Target = llTarget(llGetPos() + <0, 0, 20>, 0.1);
llMoveToTarget(llGetPos() + <0, 0, 22>, 30);
}

at_target(integer tnum, vector v1, vector v2)
{
llTargetRemove(Target);
llOwnerSay("done");
llSetStatus(STATUS_PHYSICS, 0);
llStopMoveToTarget();
}
}


It gets to the height of 20m, and says done. But the client shows me that the object is still climbing. If I right-click on the object, it snaps back to the height it's supposed to have stopped it.

Edit: It won't do that if I'm standing on the object, but a small cube rising a little distance away from my av will do that. I'm guessing this is a side effect of some 'optimization' about reducing the frequency of client updates :)
Damanios Thetan
looking in
Join date: 6 Mar 2004
Posts: 992
01-19-2007 07:20
I've seen this behaviour for some time now in the clients.

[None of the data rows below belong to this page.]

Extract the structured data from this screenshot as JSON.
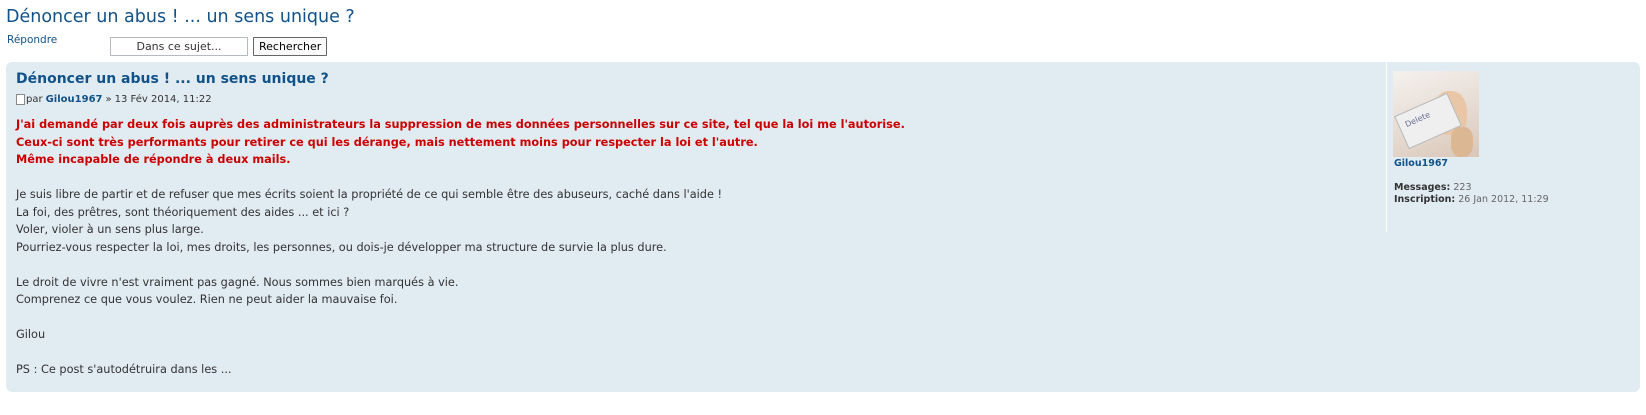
{
  "page": {
    "title": "Dénoncer un abus ! ... un sens unique ?",
    "reply_label": "Répondre"
  },
  "search": {
    "placeholder": "Dans ce sujet...",
    "button_label": "Rechercher"
  },
  "post": {
    "subject": "Dénoncer un abus ! ... un sens unique ?",
    "by_label": "par",
    "author": "Gilou1967",
    "date_sep": "»",
    "date": "13 Fév 2014, 11:22",
    "content": {
      "red_lines": [
        "J'ai demandé par deux fois auprès des administrateurs la suppression de mes données personnelles sur ce site, tel que la loi me l'autorise.",
        "Ceux-ci sont très performants pour retirer ce qui les dérange, mais nettement moins pour respecter la loi et l'autre.",
        "Même incapable de répondre à deux mails."
      ],
      "paragraph1": [
        "Je suis libre de partir et de refuser que mes écrits soient la propriété de ce qui semble être des abuseurs, caché dans l'aide !",
        "La foi, des prêtres, sont théoriquement des aides ... et ici ?",
        "Voler, violer à un sens plus large.",
        "Pourriez-vous respecter la loi, mes droits, les personnes, ou dois-je développer ma structure de survie la plus dure."
      ],
      "paragraph2": [
        "Le droit de vivre n'est vraiment pas gagné. Nous sommes bien marqués à vie.",
        "Comprenez ce que vous voulez. Rien ne peut aider la mauvaise foi."
      ],
      "signature": "Gilou",
      "ps": "PS : Ce post s'autodétruira dans les ..."
    }
  },
  "profile": {
    "name": "Gilou1967",
    "avatar_key_text": "Delete",
    "messages_label": "Messages:",
    "messages_value": "223",
    "inscription_label": "Inscription:",
    "inscription_value": "26 Jan 2012, 11:29"
  },
  "colors": {
    "link": "#105289",
    "post_bg": "#e1ebf2",
    "alert_red": "#cc0000"
  }
}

It usually seems to be partly triggered by physical objects 'passing' through or close to non-phys objects on their llMoveToTarget route. They will just not be rendered in the right position anymore and basically stop showing their movement.

On the dampening effect. I tend to calculate a 'further target' by taking the distance vector between the starting pos and the target pos and multiply this with the target pos and a factor based on the time delta in the move to target. (using llVecDist), you'll get a new target pos in line with the old target, but further away.
I then use llTarget(originalTarget) to see if the actual target pos is reached and switch of the llMoveToTarget.
_____________________
Ziggy Puff
Registered User
Join date: 15 Jul 2005
Posts: 1,143
01-19-2007 08:14
Thanks. That's what I'm trying to do, and I need to figure out how far the offshoot needs to be. And you're right, it appears to be related to the distance traveled, and the time taken.
Teravus Ousley
---=//^Ö¿Ö^\\=---
Join date: 11 May 2006
Posts: 17
01-19-2007 08:24
My Elevator doesn't seem to have that problem unless there is an extreme amount of lag.

What I do, is set the car to physical, give the lltarget call .2 meters and call llMoveToTarget with a .2m buffer zone. Then, when the at_target event fires, I llSleep the script for 2 seconds (to give the car 2 seconds to finish it's tiny leftover movements after the at_target event fires) and set it non physical. The point of the sleep is to let the car finish moving at the client side before setting it non physical. If I take the llSleep out, the car, from the client perspective, will float into space.. even though you can stand on the empty space where the elevator should be and when I leave the sim and come back, the elevator will be in it's proper spot.

This indicates that giving llMoveToTarget proper time to complete on the client side is important.
_____________________
Our portals are gaurenteed to bring you fresh breath, great teeth and full head of hair, what more could you want?
Ziggy Puff
Registered User
Join date: 15 Jul 2005
Posts: 1,143
01-19-2007 08:37
OK, I'll try that. That describes what I'm seeing - I can stand on empty space, while the elevator keeps climbing through my body.
Talarus Luan
Ancient Archaean Dragon
Join date: 18 Mar 2006
Posts: 4,831
01-19-2007 13:46
One of the tricks I use is a final llSetPos after I turn the car non-physical, but you have to use an at_target which is small, otherwise, it will jump and people can fall through the floor.